The most important part of your website is your content, but how that content is accessible is just as crucial. If your users can’t readily find what they are looking for, then they will leave your site and never come back. Every site has some sort of navigation. Whether it is a fancy Flash menu system with rollover effects going across the header or simple text links running down the sidebar, you have to have navigation.
How your internal pages link together outside of the navigation or footer links is extremely important for SEO as well as usability. For now I am concerned with SEO, but if you are interested in linking for usability read: Website Usability and Link Navigation. The search engine spiders follow the links within your content as well as the links within your navigation and footer. In fact it is the content links that are of more importance, especially on the home page.

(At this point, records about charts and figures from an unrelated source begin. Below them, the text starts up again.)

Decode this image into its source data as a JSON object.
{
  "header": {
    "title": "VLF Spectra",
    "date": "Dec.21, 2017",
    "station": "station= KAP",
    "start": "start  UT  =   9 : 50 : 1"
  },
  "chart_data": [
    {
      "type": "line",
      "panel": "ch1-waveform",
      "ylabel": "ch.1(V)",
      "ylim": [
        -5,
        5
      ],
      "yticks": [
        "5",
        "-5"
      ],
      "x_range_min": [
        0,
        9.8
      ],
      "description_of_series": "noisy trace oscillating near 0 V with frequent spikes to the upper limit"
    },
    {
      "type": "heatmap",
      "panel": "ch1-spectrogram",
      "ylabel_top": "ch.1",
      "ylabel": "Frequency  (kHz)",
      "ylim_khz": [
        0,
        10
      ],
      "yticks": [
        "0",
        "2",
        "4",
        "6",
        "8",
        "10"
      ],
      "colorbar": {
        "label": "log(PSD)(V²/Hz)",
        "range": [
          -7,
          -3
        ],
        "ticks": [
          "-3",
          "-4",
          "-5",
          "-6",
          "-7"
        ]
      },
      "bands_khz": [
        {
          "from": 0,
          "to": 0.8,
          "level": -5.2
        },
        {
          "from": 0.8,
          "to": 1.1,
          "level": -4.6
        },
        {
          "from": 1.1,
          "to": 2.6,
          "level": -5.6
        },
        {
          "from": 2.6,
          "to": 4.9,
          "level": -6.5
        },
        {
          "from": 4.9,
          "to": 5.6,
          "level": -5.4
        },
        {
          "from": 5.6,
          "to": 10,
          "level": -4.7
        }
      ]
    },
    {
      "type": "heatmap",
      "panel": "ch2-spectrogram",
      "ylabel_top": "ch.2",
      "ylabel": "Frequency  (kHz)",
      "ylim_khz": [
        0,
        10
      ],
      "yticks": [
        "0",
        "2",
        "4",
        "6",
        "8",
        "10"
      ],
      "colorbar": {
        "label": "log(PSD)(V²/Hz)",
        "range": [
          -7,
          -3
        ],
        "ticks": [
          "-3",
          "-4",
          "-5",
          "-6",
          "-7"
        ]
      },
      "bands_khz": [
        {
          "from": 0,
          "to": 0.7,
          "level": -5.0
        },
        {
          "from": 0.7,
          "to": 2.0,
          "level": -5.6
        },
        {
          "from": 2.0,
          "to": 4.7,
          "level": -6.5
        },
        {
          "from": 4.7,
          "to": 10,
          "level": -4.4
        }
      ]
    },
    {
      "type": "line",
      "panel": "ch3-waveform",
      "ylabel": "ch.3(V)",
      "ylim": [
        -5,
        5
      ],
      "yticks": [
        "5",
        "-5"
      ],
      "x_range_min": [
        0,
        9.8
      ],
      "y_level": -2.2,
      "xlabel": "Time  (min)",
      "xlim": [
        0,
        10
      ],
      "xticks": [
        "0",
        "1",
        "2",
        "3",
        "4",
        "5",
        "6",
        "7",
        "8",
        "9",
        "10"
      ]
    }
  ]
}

A website and its pages are broken down into tiers. The top tier pages are your home page and any pages that are linked directly from it. The second tier pages are linked from pages other than your home page. For instance if you have a link from your home page to your services page, and from services you link to the individual pages that explain your different offerings, those sub pages are second tier. Those pages that are not linked to the home page, but only to your service page are third tier pages. If you have sub-pages under the different individual services those would be fourth tier pages and so on.
The importance of Pass Through Ratio
The pass through ratio is broken down into 2 types:
1. Domain Pass Through – the carry over of page rank to pages linked from overall website elements such as footers and navigation.

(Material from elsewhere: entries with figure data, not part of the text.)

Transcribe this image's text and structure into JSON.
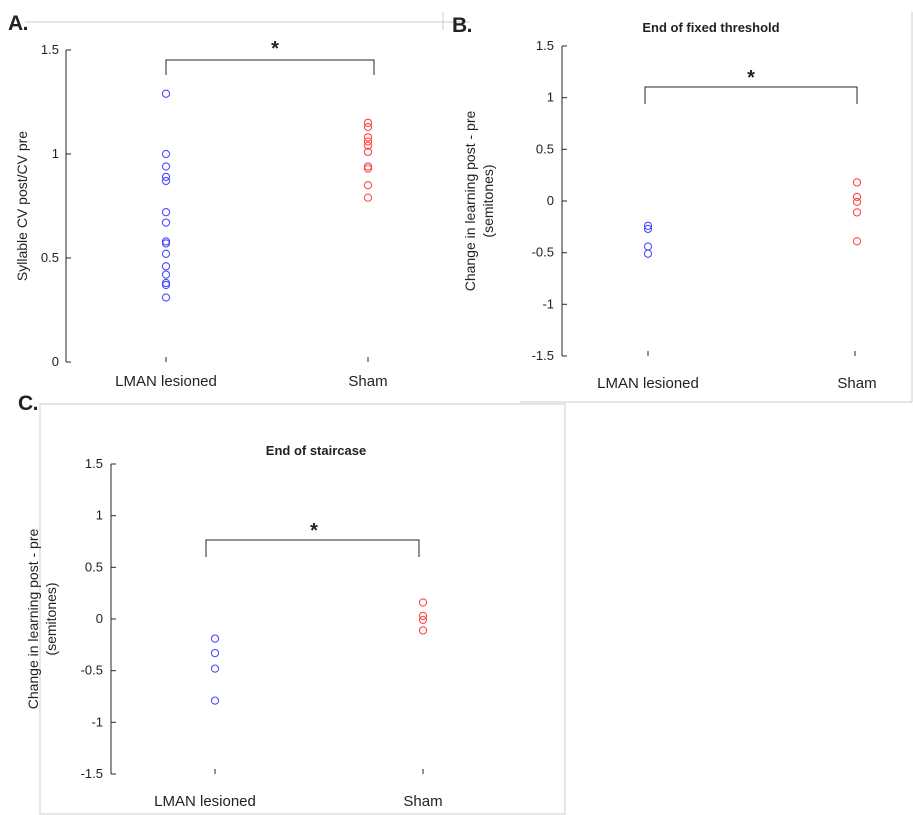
{
  "colors": {
    "lesioned": "#4b4bff",
    "sham": "#ff4b4b",
    "axis": "#262626",
    "frame": "#cccccc"
  },
  "panels": {
    "A": {
      "letter": "A.",
      "title": "",
      "ylabel": "Syllable CV post/CV pre",
      "ylabel2": "",
      "yticks": [
        "0",
        "0.5",
        "1",
        "1.5"
      ],
      "categories": [
        "LMAN lesioned",
        "Sham"
      ],
      "significance": "*"
    },
    "B": {
      "letter": "B.",
      "title": "End of fixed threshold",
      "ylabel": "Change in learning post - pre",
      "ylabel2": "(semitones)",
      "yticks": [
        "-1.5",
        "-1",
        "-0.5",
        "0",
        "0.5",
        "1",
        "1.5"
      ],
      "categories": [
        "LMAN lesioned",
        "Sham"
      ],
      "significance": "*"
    },
    "C": {
      "letter": "C.",
      "title": "End of staircase",
      "ylabel": "Change in learning post - pre",
      "ylabel2": "(semitones)",
      "yticks": [
        "-1.5",
        "-1",
        "-0.5",
        "0",
        "0.5",
        "1",
        "1.5"
      ],
      "categories": [
        "LMAN lesioned",
        "Sham"
      ],
      "significance": "*"
    }
  },
  "chart_data": [
    {
      "panel": "A",
      "type": "scatter",
      "title": "",
      "xlabel": "",
      "ylabel": "Syllable CV post/CV pre",
      "categories": [
        "LMAN lesioned",
        "Sham"
      ],
      "ylim": [
        0,
        1.5
      ],
      "grid": false,
      "series": [
        {
          "category": "LMAN lesioned",
          "color": "#4b4bff",
          "values": [
            1.29,
            1.0,
            0.94,
            0.89,
            0.87,
            0.72,
            0.67,
            0.58,
            0.57,
            0.52,
            0.46,
            0.42,
            0.38,
            0.37,
            0.31
          ]
        },
        {
          "category": "Sham",
          "color": "#ff4b4b",
          "values": [
            1.15,
            1.13,
            1.08,
            1.06,
            1.04,
            1.01,
            0.94,
            0.93,
            0.85,
            0.79
          ]
        }
      ],
      "significance": "*"
    },
    {
      "panel": "B",
      "type": "scatter",
      "title": "End of fixed threshold",
      "xlabel": "",
      "ylabel": "Change in learning post - pre (semitones)",
      "categories": [
        "LMAN lesioned",
        "Sham"
      ],
      "ylim": [
        -1.5,
        1.5
      ],
      "grid": false,
      "series": [
        {
          "category": "LMAN lesioned",
          "color": "#4b4bff",
          "values": [
            -0.24,
            -0.27,
            -0.44,
            -0.51
          ]
        },
        {
          "category": "Sham",
          "color": "#ff4b4b",
          "values": [
            0.18,
            0.04,
            -0.01,
            -0.11,
            -0.39
          ]
        }
      ],
      "significance": "*"
    },
    {
      "panel": "C",
      "type": "scatter",
      "title": "End of staircase",
      "xlabel": "",
      "ylabel": "Change in learning post - pre (semitones)",
      "categories": [
        "LMAN lesioned",
        "Sham"
      ],
      "ylim": [
        -1.5,
        1.5
      ],
      "grid": false,
      "series": [
        {
          "category": "LMAN lesioned",
          "color": "#4b4bff",
          "values": [
            -0.19,
            -0.33,
            -0.48,
            -0.79
          ]
        },
        {
          "category": "Sham",
          "color": "#ff4b4b",
          "values": [
            0.16,
            0.03,
            -0.01,
            -0.11
          ]
        }
      ],
      "significance": "*"
    }
  ]
}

2. Page Pass Through – the carry over of authority and page rank from one page (or tier) to another.
When you are first developing a website drawing out your site linking structure is one of the most overlooked facet of design. You must plan your internal linking carefully to not water down your top tier pages. Too many outbound links on a page (even internal links) will take away its authority and ability to score higher page rank.

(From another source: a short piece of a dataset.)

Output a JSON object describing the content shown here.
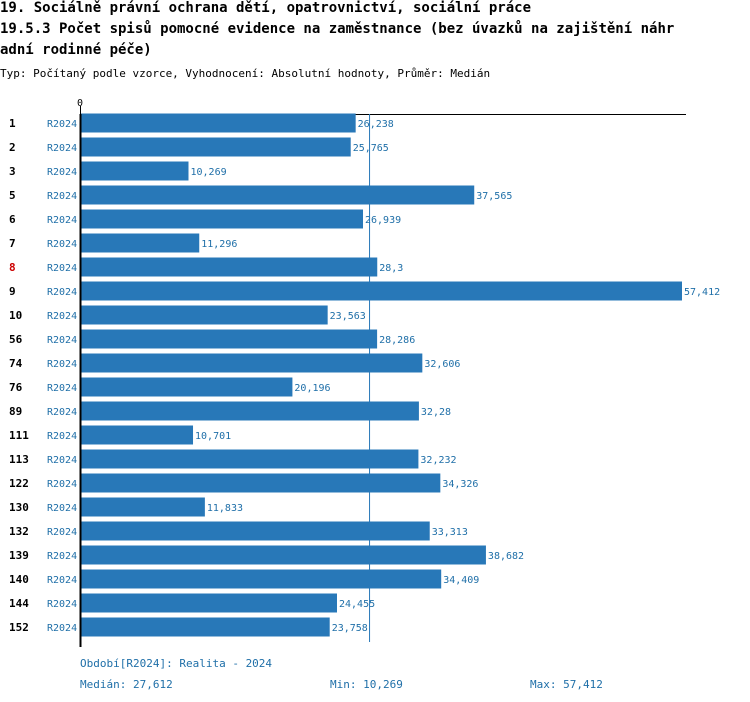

More importantly, on an existing website, the addition of new pages and their ability to rank in search engines depends on pass through. Top tier pages that need to also support pages under them must have outside linking to them directly for them to be able to pass on their authority.
When obtaining inbound links whether you do reciprocal link exchange or buy links from a broker make sure to also get links for your internal pages. That is the most important aspect of pass through, the weight of the internal tier pages.